Ron Rocca
Analyst · William Blair.
Sure. Sure, Griffin. So right now, what happens is you have something called the DAS28, this is where they feel the 28 joints to see whether or not you have rheumatoid arthritis. Obviously, a big TAM, huge area. And the journey goes usually with a methotrexate-type product. And usually from there, the doctor really tries to get you to an anti-TNF. That's just the way it is now. And these anti-TNFs are very expensive. What is shocking to a lot of people that are spending $30,000, $40,000 a year for therapy is it doesn't always work.

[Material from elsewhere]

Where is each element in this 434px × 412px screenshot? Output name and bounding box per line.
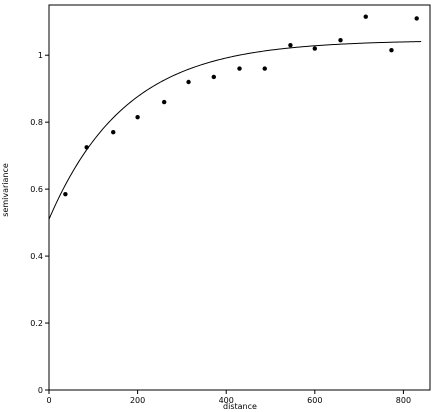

And a lot of times, those patients fail to reach what they call the ACR 50%. They don't even get 50% better. And the reason for that, quite frankly, Griffin, is the way they use these therapeutics is very empirically, I believe this would work for you. So having a guided diagnostic like ours, and that's the key here. It's changing empiric to guided. We can add real clarity to that clinical diagnosis. RADR can inform which therapy through molecular testing would work best for that patient. And there's really -- this is a platform more than a test. So there's 2 tests coming out of here, RADR 1 and RADR 2. RADR 1, the way it's informing right now is it will tell a naive patient -- that will tell the doctor whether naive patient could metabolize methotrexate. If they can, obviously, they want to use their second test to make sure they're in a therapeutic range. RADR 2 is after they built up some resistance, maybe immunogenicity, maybe for some reason, the therapy is not working so well, instead of using the same class of products, you take our RADR 2. And because we're looking at synovial tissue, keep in mind, this is not a blood test. We can look at the actual look at the site of where the infection is happening. We can then inform on whether they're better off with an anti-TNF with a B depleting or with the IL-6 and eventually even with the JAK inhibitor. So the key here is we're moving from empirical treatment to treatment with a scientific test that can inform based by looking at the actual tissue and letting the doctor pick the right therapy for that patient. That will save a lot of money. There's $18 billion wasted in this area. So payors are very interested in our test. They're very engaged with us at this point, and we're really looking forward to launching both RADR 1 and RADR 2 as soon as possible.